Otro de los temas candentes es el de las inmatriculaciones de la Iglesia: entre 1998 y 2015 la Iglesia inscribió a su nombre más de 30.000 fincas y propiedades, según el listado que el Colegio de Registradores entregó al Gobierno en febrero de 2018. En noviembre del año pasado, el Ministerio de Justicia litigó contra el Consejo de Transparencia (que dictaminaba que debía hacer público ese listado) para intentar mantenerlo en secreto. Sin embargo, el nuevo Gobierno de coalición PSOE-Podemos acordó revertir las matriculaciones indebidas, lo que sin duda supondrá fricciones con la Conferencia Episcopal. De hecho, el hasta ahora presidente de la CEE, Ricardo Blázquez, se mostró “inquieto” cuando se constituyó el Gobierno: “A mí me produce mucha perplejidad y [veo] un horizonte muy incierto”, dijo en enero.

En cuanto a la educación concertada, el curso arrancó con unas declaraciones de la ministra de Educación, Isabel Celáa, que apuntaban que la Constitución no avala la libre elección de colegio. Esas palabras, pronunciadas a mediados de noviembre, soliviantaron a Escuelas Católicas, que agrupa a 6.000 centros concertados religiosos donde estudian 1,2 millones de alumnos. “Nos da un poco de miedo Podemos porque abiertamente se muestra contrario a la libertad de enseñanza”, dijo el secretario general de Escuelas Católicas, José María Alvira, tras recabar el apoyo de Pablo Casado en defensa de su modelo educativo. Aunque luego el Ejecutivo rebajó el tono, el conflicto puede saltar en cualquier momento. Otra cuestión problemática en los próximos meses puede ser la memoria histórica.

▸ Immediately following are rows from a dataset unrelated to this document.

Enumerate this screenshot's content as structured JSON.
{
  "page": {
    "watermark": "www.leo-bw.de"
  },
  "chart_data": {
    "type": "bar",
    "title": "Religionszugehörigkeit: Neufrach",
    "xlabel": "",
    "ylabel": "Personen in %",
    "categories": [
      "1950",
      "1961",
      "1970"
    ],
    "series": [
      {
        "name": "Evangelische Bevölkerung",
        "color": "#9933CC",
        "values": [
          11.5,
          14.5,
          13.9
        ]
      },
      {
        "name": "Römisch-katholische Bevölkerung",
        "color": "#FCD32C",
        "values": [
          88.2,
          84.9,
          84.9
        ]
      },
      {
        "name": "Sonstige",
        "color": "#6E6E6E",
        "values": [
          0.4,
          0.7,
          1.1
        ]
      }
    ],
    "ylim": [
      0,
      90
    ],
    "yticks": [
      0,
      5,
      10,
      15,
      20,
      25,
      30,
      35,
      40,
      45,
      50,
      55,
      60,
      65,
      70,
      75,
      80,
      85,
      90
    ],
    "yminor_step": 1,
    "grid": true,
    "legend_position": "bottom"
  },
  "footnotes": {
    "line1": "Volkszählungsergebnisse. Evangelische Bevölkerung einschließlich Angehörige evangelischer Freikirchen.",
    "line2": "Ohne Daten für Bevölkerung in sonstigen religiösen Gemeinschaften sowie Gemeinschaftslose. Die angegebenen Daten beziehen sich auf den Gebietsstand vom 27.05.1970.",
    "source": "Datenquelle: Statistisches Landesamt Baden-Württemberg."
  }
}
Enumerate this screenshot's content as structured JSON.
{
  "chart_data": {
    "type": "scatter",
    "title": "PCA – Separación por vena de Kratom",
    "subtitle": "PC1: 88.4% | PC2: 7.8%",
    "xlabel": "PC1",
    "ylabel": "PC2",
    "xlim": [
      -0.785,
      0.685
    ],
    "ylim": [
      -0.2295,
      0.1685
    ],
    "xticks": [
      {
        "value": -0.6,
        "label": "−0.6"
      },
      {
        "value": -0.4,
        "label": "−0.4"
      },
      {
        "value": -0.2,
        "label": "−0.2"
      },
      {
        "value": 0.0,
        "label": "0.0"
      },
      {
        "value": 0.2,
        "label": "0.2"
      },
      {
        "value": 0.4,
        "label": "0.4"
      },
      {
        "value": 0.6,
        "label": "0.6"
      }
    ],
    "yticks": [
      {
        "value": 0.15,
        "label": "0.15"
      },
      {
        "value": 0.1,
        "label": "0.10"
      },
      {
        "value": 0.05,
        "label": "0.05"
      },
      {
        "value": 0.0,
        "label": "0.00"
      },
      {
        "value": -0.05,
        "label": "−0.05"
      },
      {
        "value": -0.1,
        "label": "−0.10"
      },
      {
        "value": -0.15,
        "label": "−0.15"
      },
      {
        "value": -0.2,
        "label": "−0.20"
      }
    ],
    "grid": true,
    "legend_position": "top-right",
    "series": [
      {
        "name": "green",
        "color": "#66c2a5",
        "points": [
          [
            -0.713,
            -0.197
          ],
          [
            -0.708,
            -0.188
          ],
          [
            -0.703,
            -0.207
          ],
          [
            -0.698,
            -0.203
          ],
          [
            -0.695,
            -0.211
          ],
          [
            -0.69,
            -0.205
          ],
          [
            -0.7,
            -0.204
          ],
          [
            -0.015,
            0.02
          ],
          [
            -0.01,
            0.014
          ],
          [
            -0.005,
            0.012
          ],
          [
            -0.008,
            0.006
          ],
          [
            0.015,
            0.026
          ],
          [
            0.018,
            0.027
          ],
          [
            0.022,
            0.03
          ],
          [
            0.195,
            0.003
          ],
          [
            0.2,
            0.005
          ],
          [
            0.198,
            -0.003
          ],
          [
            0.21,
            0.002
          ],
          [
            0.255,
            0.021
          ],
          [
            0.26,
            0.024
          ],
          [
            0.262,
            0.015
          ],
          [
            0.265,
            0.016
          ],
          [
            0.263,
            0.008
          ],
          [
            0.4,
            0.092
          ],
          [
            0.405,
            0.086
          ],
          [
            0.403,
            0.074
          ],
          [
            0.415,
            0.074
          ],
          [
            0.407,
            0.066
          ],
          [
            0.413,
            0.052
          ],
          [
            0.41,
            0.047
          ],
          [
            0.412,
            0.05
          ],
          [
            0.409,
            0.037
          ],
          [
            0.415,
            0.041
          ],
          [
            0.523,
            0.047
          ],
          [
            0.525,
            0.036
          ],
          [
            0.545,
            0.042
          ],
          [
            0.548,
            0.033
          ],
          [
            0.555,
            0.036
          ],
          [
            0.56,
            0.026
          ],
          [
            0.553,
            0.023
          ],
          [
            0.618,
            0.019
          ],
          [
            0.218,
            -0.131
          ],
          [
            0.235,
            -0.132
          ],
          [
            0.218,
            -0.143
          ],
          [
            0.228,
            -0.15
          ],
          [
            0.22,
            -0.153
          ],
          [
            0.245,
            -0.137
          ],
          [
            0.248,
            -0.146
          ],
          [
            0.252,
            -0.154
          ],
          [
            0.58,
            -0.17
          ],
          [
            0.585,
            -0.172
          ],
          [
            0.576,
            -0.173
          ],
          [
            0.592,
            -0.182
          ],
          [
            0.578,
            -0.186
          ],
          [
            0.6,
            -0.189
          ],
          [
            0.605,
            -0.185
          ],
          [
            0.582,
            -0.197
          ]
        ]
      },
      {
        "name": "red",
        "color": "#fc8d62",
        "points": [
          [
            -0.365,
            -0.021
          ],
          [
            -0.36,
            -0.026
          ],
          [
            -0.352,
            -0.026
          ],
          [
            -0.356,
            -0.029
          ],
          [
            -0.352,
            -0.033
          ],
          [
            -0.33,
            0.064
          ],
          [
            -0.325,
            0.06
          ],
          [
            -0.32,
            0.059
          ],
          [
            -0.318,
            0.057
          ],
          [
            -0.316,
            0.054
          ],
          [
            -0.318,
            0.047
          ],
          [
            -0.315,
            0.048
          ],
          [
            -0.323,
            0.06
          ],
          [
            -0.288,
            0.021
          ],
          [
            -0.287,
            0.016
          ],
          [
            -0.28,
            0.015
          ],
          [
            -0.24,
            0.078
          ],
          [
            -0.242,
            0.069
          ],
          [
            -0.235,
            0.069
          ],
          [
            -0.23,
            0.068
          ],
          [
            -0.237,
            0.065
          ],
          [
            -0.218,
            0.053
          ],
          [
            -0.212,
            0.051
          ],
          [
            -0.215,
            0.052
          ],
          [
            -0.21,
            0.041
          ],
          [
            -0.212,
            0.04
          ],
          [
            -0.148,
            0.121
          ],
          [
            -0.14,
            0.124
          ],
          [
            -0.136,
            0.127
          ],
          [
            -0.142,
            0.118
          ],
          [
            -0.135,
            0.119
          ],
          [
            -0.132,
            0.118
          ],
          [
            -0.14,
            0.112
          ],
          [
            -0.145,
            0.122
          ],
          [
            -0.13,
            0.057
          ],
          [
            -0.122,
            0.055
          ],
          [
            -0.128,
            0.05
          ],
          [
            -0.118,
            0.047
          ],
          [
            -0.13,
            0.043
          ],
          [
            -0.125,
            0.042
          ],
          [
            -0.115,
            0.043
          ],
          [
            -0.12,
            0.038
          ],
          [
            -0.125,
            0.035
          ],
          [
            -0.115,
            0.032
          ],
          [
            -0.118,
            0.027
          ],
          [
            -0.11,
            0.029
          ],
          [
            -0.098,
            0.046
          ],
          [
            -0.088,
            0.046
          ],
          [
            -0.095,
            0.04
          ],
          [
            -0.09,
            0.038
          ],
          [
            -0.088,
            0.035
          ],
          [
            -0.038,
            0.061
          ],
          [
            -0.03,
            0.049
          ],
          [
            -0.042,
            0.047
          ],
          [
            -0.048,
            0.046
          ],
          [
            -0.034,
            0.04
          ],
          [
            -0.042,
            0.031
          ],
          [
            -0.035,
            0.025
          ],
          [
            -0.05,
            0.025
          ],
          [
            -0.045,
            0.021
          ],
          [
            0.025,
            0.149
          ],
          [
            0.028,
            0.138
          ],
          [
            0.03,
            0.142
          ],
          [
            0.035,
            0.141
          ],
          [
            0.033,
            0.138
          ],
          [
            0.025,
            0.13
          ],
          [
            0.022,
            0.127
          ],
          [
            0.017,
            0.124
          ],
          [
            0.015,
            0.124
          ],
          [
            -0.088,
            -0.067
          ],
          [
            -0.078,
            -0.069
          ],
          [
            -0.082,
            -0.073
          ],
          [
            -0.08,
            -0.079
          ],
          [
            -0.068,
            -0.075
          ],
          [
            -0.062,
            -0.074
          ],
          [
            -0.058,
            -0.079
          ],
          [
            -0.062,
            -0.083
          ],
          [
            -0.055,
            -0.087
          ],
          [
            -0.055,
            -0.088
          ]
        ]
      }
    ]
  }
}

Margarita Pintos, presidenta de la Asociación para el Diálogo Interreligioso de la Comunidad de Madrid (ADIM), destaca que Omella “corresponde al ala de la Conferencia Episcopal que no quiere enfrentarse con el Vaticano. En ese sentido, es una persona más moderada y más obediente al Pontífice”. En su opinión, es mejor que el organismo “no torpedee los avances del papa Francisco en temas como la lucha contra la pederastia”. En cualquier caso, “el sistema de elección de la CEE no parece muy acertado, porque no hay participación de la mayoría de los miembros de la Iglesia, que son mujeres. Falta democracia interna. Por eso no se habla de feminismo ni se va a elegir a una persona que proponga un poco de apertura”. En este sentido, Tamayo destaca que el pasado domingo se reunieron miles de personas en diferentes iglesias “reivindicando a las mujeres como sujeto eclesial”, lo que contrasta “con una votación en la que tan solo han participado 87 hombres”.